On May 11, 2016, the Defense of Trade Secrets Act (DTSA) was signed into law by President Obama. The DTSA was approved by both houses unanimously, in a rare bipartisan show of unity, and went into effect immediately. The DTSA is significant to business owners, as it gives a number of new avenues by which a business can protect itself from trade secret theft. However, it also places new obligations on businesses, even some that might think they don’t have “trade secrets”. This article discusses what has changed, and what employers need to know.
What is a Trade Secret?
At its most fundamental, a trade secret is information which has value. Many businesses are actually not aware that they DO have trade secrets, or that they SHOULD.
A trade secret can take many forms. It can be a secret component, not patented and hidden. It can be a secret ingredient. It can be a method of manufacturing something or a process for making it. It can be a business method or strategy. It can be a folder or a presentation that says “Confidential”. In fact, many small business owners, such as sales businesses and service industries, do not realize that a trade secret can even be something as seemingly straight forward as a client list. If it is not widely known, and it has value, it MAY be a trade secret.
Imagine something which you worked to build and develop, something that you carefully train your employees on. Imagine something which is of value to you and your business, and something that creates financial value to a business. It may be direct economic value, or it might create a market advantage. Imagine your business’ “secret sauce”.
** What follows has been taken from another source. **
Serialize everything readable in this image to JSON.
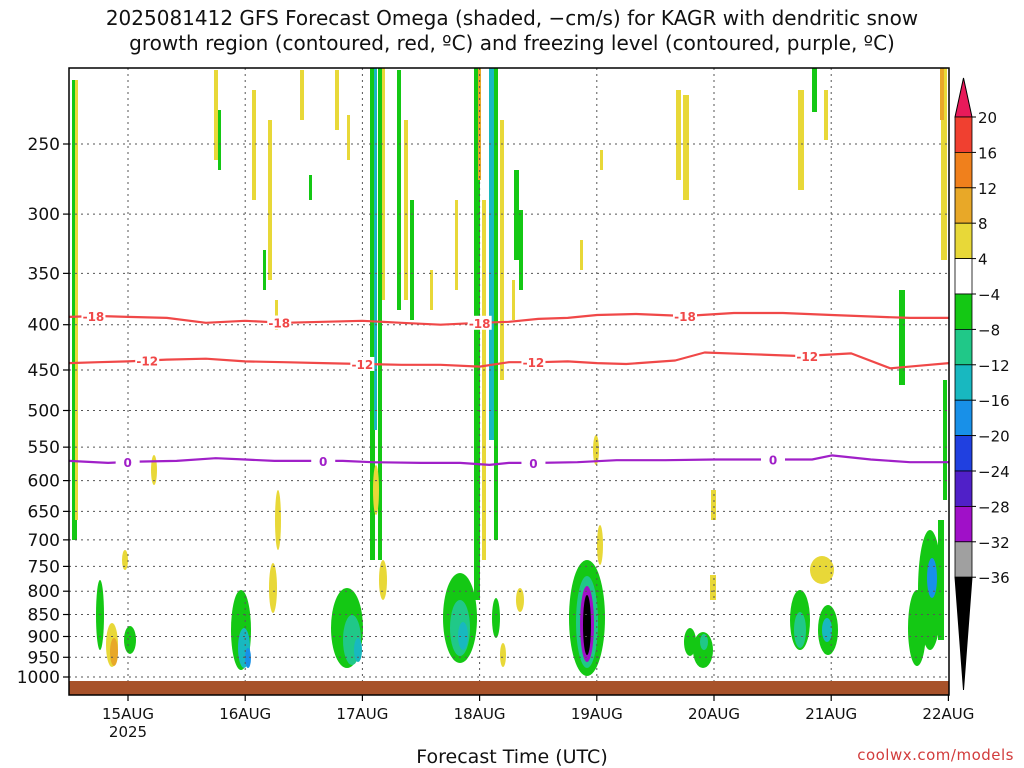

If you have anything like this in your business, it is not publicly known, and it has value, then you should be protecting it. If you follow the right steps, it may be a trade secret.
What is the DTSA?
Put in legal terms, the DTSA has provided a federal cause of action and potential remedies in the event of a trade secret being misappropriated. In regular terms, the DTSA is a new Federal law which gives you new ways to fight having your trade secrets stolen. Powerful new ways.
Previously, if you were the victim of trade secret theft, your only legal option was to follow your particular state’s trade secret laws (with some specific exceptions). State laws can vary significantly and tend to be very limited in steps that you can take.
You can still bring your case to state court. However, now you can ALSO use the DTSA in Federal court, no matter where you are.
The DTSA also offers some new remedies. Remedies may be damages (money), and can now include your court costs and your attorney’s fees. Remedies can also be ways of stopping whoever took your trade secrets from using them, immediately. You can use the DTSA to stop the other side from using your trade secrets, but now you can even impound anything that contains (or may contain) those secrets. This is brand new, and has yes to be put to the test, but it can include files, laptops, hard drives, and even servers that may contain the information.
It is worth noting that the DTSA also has its own definitions for key terms that differ from state laws. Typically, when in state court, a trade secret is considered anything which has economic value to YOU, was not publicly known, and was protected through reasonable means. When bringing a federal case, under the DTSA, a trade secret now is anything where a) the owner has taken reasonable measure to keep the information a secret, and b) the information derives independent economic value, actual or potential, from not being generally known to the public. This means that you do not necessarily need to prove that the information IS valuable, but only that is COULD POTENTIALLY BE valuable.
YOUR New Obligations!
Unlike previously, ALL EMPLOYERS who have any sort of trade secret information, or think they may potentially have such information, are REQUIRED to update their employee contracts for new employees IMMEDIATELY. The contract now need to specify that employees are allowed to disclose information without fear of repercussions if it is to a government agent when the employee believes that they have a legal obligation to do so. This includes when they think your business may be doing something wrong. This “whistle blower” update to contracts is the price you pay for a lot of new ways to protect your business and your valuable work and investments.
The DTSA offers employers a number of very powerful new options in protecting their trade secrets. I urge all employers to consider their business and review whether they may have information or methods of value that should be protected by trade secrets. If so, seek intellectual property legal counsel to make sure that they have the proper protections in place, and to update their employee contracts accordingly, and in line with the DTSA, as soon as possible. Many attorneys offer a free consultation, so you have no reason not to immediately follow this new law and protect your business.